A reviewer on NPR declared a new release by an African singer performing Cuban music to be “like nothing else out there.” Well, I suppose metaphysically speaking, that is true. But to me, it sounded like a lot of things I had heard before.
I am afraid to report, the same holds true for me with Best Kept Secret. Some will love this record. Ralph Irizarry is unquestionably an accomplished timbal player. I have enjoyed tremendously his playing with Ruben Blades and Ray Barretto among others. The energy he adds to Blades’ Buscando America, one of the best salsa records ever, is exemplary. And his sidemen here are not to be faulted; there is some very serious playing, particularly the hard-driving tunes with guest conguero Giovanni Hidalgo, and some of the horn interplay is clearly the work of solid craftsmen.

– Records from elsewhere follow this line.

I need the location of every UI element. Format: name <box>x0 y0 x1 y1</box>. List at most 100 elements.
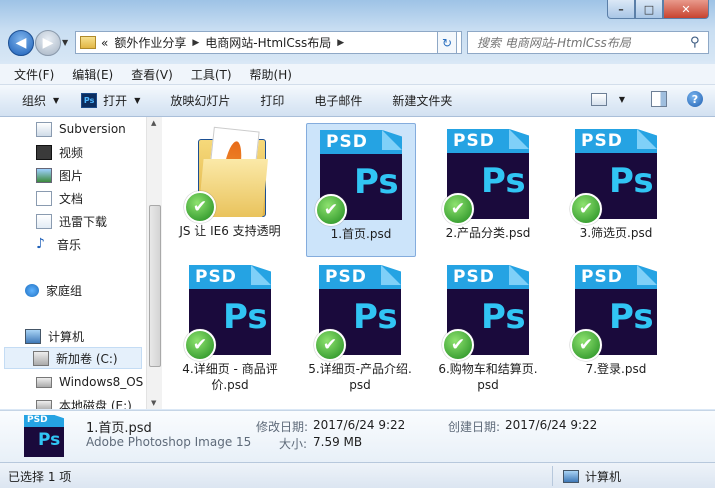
computer-icon <box>563 470 579 483</box>
file-item[interactable]: PSD Ps ✔ 7.登录.psd <box>562 259 670 391</box>
selection-count: 已选择 1 项 <box>8 470 72 484</box>
file-item[interactable]: PSD Ps ✔ 4.详细页 - 商品评价.psd <box>176 259 284 392</box>
file-name: 1.首页.psd <box>330 227 392 241</box>
file-list: ✔ JS 让 IE6 支持透明 PSD Ps ✔ 1.首页.psd PSD Ps… <box>162 117 715 409</box>
details-file-name: 1.首页.psd <box>86 421 152 436</box>
psd-tag: PSD <box>453 267 495 287</box>
address-bar[interactable]: « 额外作业分享 ▶ 电商网站-HtmlCss布局 ▶ ▼ <box>75 31 462 54</box>
new-folder-button[interactable]: 新建文件夹 <box>392 92 452 109</box>
breadcrumb-item[interactable]: 额外作业分享 <box>114 34 186 51</box>
documents-icon <box>36 190 52 206</box>
nav-item-label: Windows8_OS ( <box>59 375 146 389</box>
sync-check-icon: ✔ <box>570 329 602 361</box>
details-file-type: Adobe Photoshop Image 15 <box>86 435 252 449</box>
nav-item-pictures[interactable]: 图片 <box>36 164 83 186</box>
preview-pane-icon[interactable] <box>651 91 667 107</box>
search-input[interactable] <box>475 34 690 51</box>
library-icon <box>36 121 52 137</box>
scroll-up-icon[interactable]: ▲ <box>151 119 156 127</box>
drive-icon <box>36 399 52 409</box>
breadcrumb-separator-icon[interactable]: ▶ <box>192 38 199 48</box>
drive-icon <box>36 376 52 388</box>
status-divider <box>552 466 553 486</box>
nav-item-label: Subversion <box>59 122 126 136</box>
file-item[interactable]: PSD Ps ✔ 3.筛选页.psd <box>562 123 670 255</box>
email-button[interactable]: 电子邮件 <box>314 92 362 109</box>
homegroup-icon <box>25 283 39 297</box>
back-arrow-icon: ◀ <box>15 35 27 51</box>
status-location: 计算机 <box>563 468 621 485</box>
menu-tools[interactable]: 工具(T) <box>191 66 232 83</box>
command-bar: 组织 ▼ Ps 打开 ▼ 放映幻灯片 打印 电子邮件 新建文件夹 ▼ ? <box>0 85 715 117</box>
nav-item-label: 音乐 <box>57 237 82 252</box>
file-item[interactable]: PSD Ps ✔ 2.产品分类.psd <box>434 123 542 255</box>
breadcrumb-separator-icon[interactable]: ▶ <box>337 38 344 48</box>
view-dropdown-icon[interactable]: ▼ <box>619 95 625 104</box>
close-button[interactable]: ✕ <box>663 0 709 19</box>
file-item[interactable]: ✔ JS 让 IE6 支持透明 <box>176 121 284 253</box>
nav-item-computer[interactable]: 计算机 <box>25 325 84 347</box>
file-item-selected[interactable]: PSD Ps ✔ 1.首页.psd <box>306 123 416 257</box>
photoshop-icon: Ps <box>81 93 98 108</box>
search-icon[interactable]: ⚲ <box>690 35 704 50</box>
scroll-down-icon[interactable]: ▼ <box>151 399 156 407</box>
file-item[interactable]: PSD Ps ✔ 6.购物车和结算页.psd <box>434 259 542 392</box>
print-button[interactable]: 打印 <box>260 92 284 109</box>
sync-check-icon: ✔ <box>314 329 346 361</box>
file-item[interactable]: PSD Ps ✔ 5.详细页-产品介绍.psd <box>306 259 414 392</box>
refresh-icon: ↻ <box>441 35 453 50</box>
menu-bar: 文件(F) 编辑(E) 查看(V) 工具(T) 帮助(H) <box>0 64 715 85</box>
back-button[interactable]: ◀ <box>8 30 34 56</box>
breadcrumb-item[interactable]: 电商网站-HtmlCss布局 <box>205 34 331 51</box>
status-bar: 已选择 1 项 计算机 <box>0 462 715 488</box>
change-view-icon[interactable] <box>590 92 607 106</box>
details-pane: PSD Ps 1.首页.psd Adobe Photoshop Image 15… <box>0 410 715 462</box>
address-prefix[interactable]: « <box>101 36 108 50</box>
forward-arrow-icon: ▶ <box>42 35 54 51</box>
size-label: 大小: <box>279 437 308 451</box>
ps-glyph: Ps <box>223 297 268 337</box>
nav-item-music[interactable]: ♪ 音乐 <box>36 233 81 255</box>
nav-item-video[interactable]: 视频 <box>36 141 83 163</box>
nav-item-label: 迅雷下载 <box>59 214 108 229</box>
ps-glyph: Ps <box>481 297 526 337</box>
refresh-button[interactable]: ↻ <box>437 31 457 54</box>
organize-button[interactable]: 组织 ▼ <box>22 92 59 109</box>
status-location-label: 计算机 <box>585 470 622 484</box>
chevron-down-icon: ▼ <box>134 96 141 105</box>
recent-pages-dropdown[interactable]: ▼ <box>62 38 68 47</box>
menu-file[interactable]: 文件(F) <box>14 66 54 83</box>
nav-item-thunder[interactable]: 迅雷下载 <box>36 210 107 232</box>
psd-tag: PSD <box>195 267 237 287</box>
created-value: 2017/6/24 9:22 <box>505 418 598 432</box>
ps-glyph: Ps <box>609 297 654 337</box>
nav-item-documents[interactable]: 文档 <box>36 187 83 209</box>
minimize-button[interactable]: – <box>607 0 635 19</box>
modified-label: 修改日期: <box>256 420 309 434</box>
menu-edit[interactable]: 编辑(E) <box>72 66 113 83</box>
slideshow-button[interactable]: 放映幻灯片 <box>170 92 230 109</box>
nav-item-drive-win8[interactable]: Windows8_OS ( <box>36 371 146 393</box>
nav-scrollbar[interactable]: ▲ ▼ <box>146 117 162 409</box>
nav-item-homegroup[interactable]: 家庭组 <box>25 279 82 301</box>
menu-view[interactable]: 查看(V) <box>131 66 173 83</box>
search-box[interactable]: ⚲ <box>467 31 709 54</box>
nav-item-drive-e[interactable]: 本地磁盘 (E:) <box>36 394 132 409</box>
nav-item-subversion[interactable]: Subversion <box>36 118 126 140</box>
open-button[interactable]: Ps 打开 ▼ <box>81 92 140 109</box>
caption-buttons: – □ ✕ <box>607 0 709 19</box>
open-label: 打开 <box>103 94 128 108</box>
forward-button[interactable]: ▶ <box>35 30 61 56</box>
file-name: 3.筛选页.psd <box>579 226 653 240</box>
psd-tag: PSD <box>27 415 48 425</box>
nav-item-drive-c[interactable]: 新加卷 (C:) <box>4 347 142 369</box>
scrollbar-thumb[interactable] <box>149 205 161 367</box>
nav-item-label: 新加卷 (C:) <box>56 351 118 366</box>
download-icon <box>36 213 52 229</box>
chevron-down-icon: ▼ <box>53 96 60 105</box>
size-value: 7.59 MB <box>313 435 363 449</box>
maximize-button[interactable]: □ <box>635 0 663 19</box>
psd-tag: PSD <box>581 267 623 287</box>
help-icon[interactable]: ? <box>687 91 703 107</box>
menu-help[interactable]: 帮助(H) <box>250 66 292 83</box>
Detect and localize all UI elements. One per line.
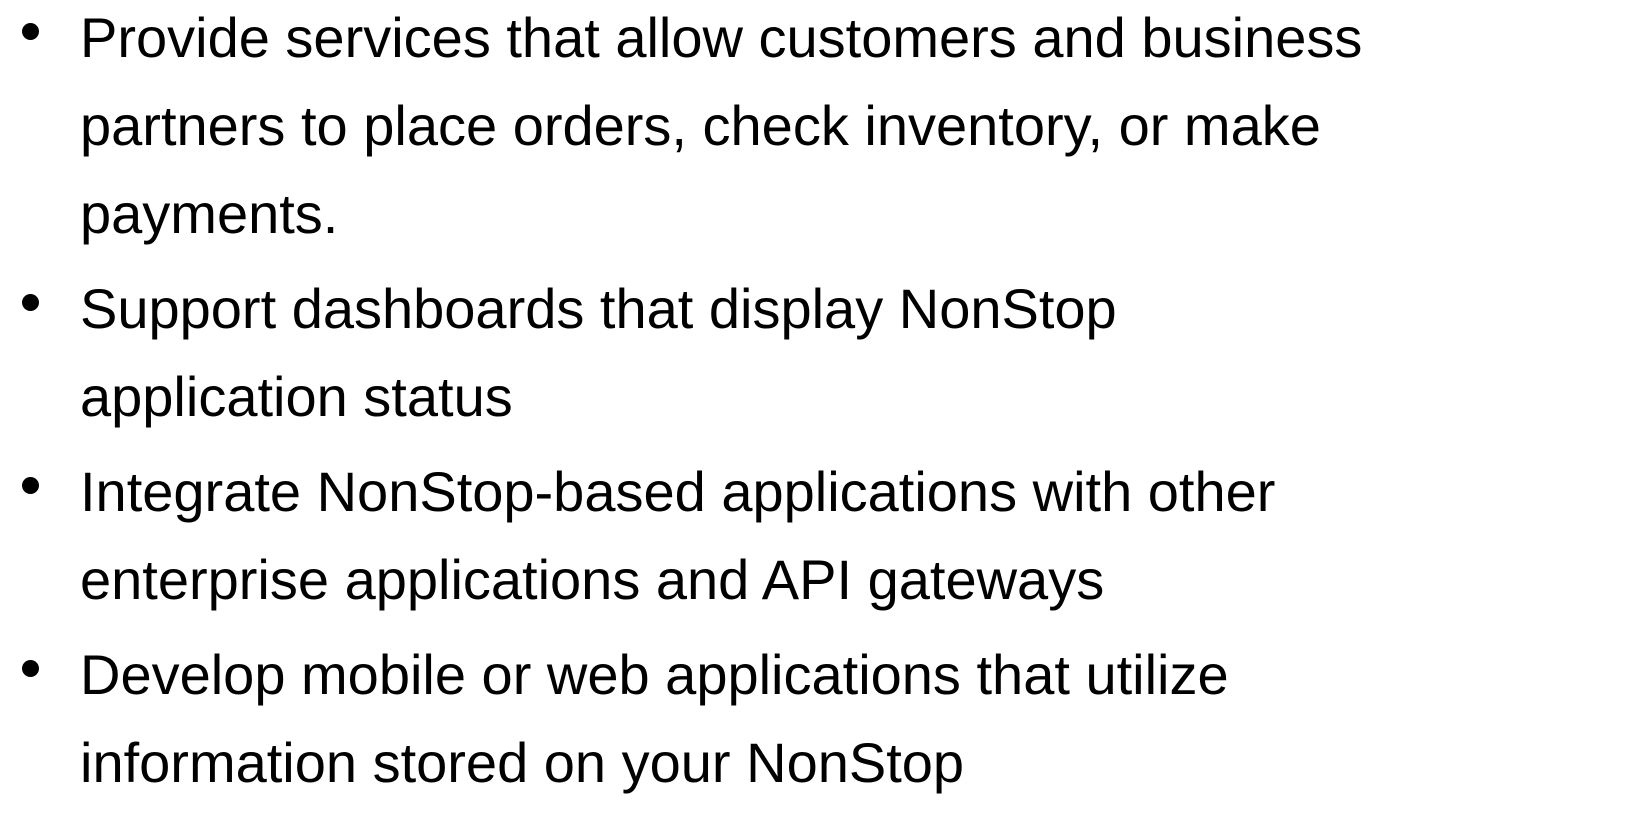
slide: Provide services that allow customers an… bbox=[0, 0, 1648, 827]
bullet-dot-icon bbox=[22, 660, 39, 677]
bullet-text-line: enterprise applications and API gateways bbox=[80, 548, 1105, 611]
bullet-text-line: payments. bbox=[80, 182, 339, 245]
bullet-text-line: Support dashboards that display NonStop bbox=[80, 277, 1117, 340]
bullet-dot-icon bbox=[22, 294, 39, 311]
bullet-text-line: application status bbox=[80, 365, 513, 428]
bullet-item: Integrate NonStop-based applications wit… bbox=[0, 448, 1560, 624]
bullet-list: Provide services that allow customers an… bbox=[0, 0, 1648, 814]
bullet-text-line: information stored on your NonStop bbox=[80, 731, 965, 794]
bullet-dot-icon bbox=[22, 23, 39, 40]
bullet-item: Support dashboards that display NonStop … bbox=[0, 265, 1560, 441]
bullet-text-line: Develop mobile or web applications that … bbox=[80, 643, 1229, 706]
bullet-text-line: Provide services that allow customers an… bbox=[80, 6, 1363, 69]
bullet-dot-icon bbox=[22, 477, 39, 494]
bullet-text-line: Integrate NonStop-based applications wit… bbox=[80, 460, 1276, 523]
bullet-text-line: partners to place orders, check inventor… bbox=[80, 94, 1321, 157]
bullet-item: Develop mobile or web applications that … bbox=[0, 631, 1560, 807]
bullet-item: Provide services that allow customers an… bbox=[0, 0, 1560, 258]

It’s just that, overall, this is not “like nothing else out there.” I can imagine that live Irizarry and Timbalaye put on an exciting show. I would love to see them on stage pushing this material to the limits. But Secret offers little that hasn’t been said before.
In a genre full of great technicians and decades of superb recordings, the trick, it seems to me, is to search for a new vocabulary, to search for a way to become “like nothing else out there.” It’s a challenge, to be sure, but one this group doubtlessly has the chops to meet.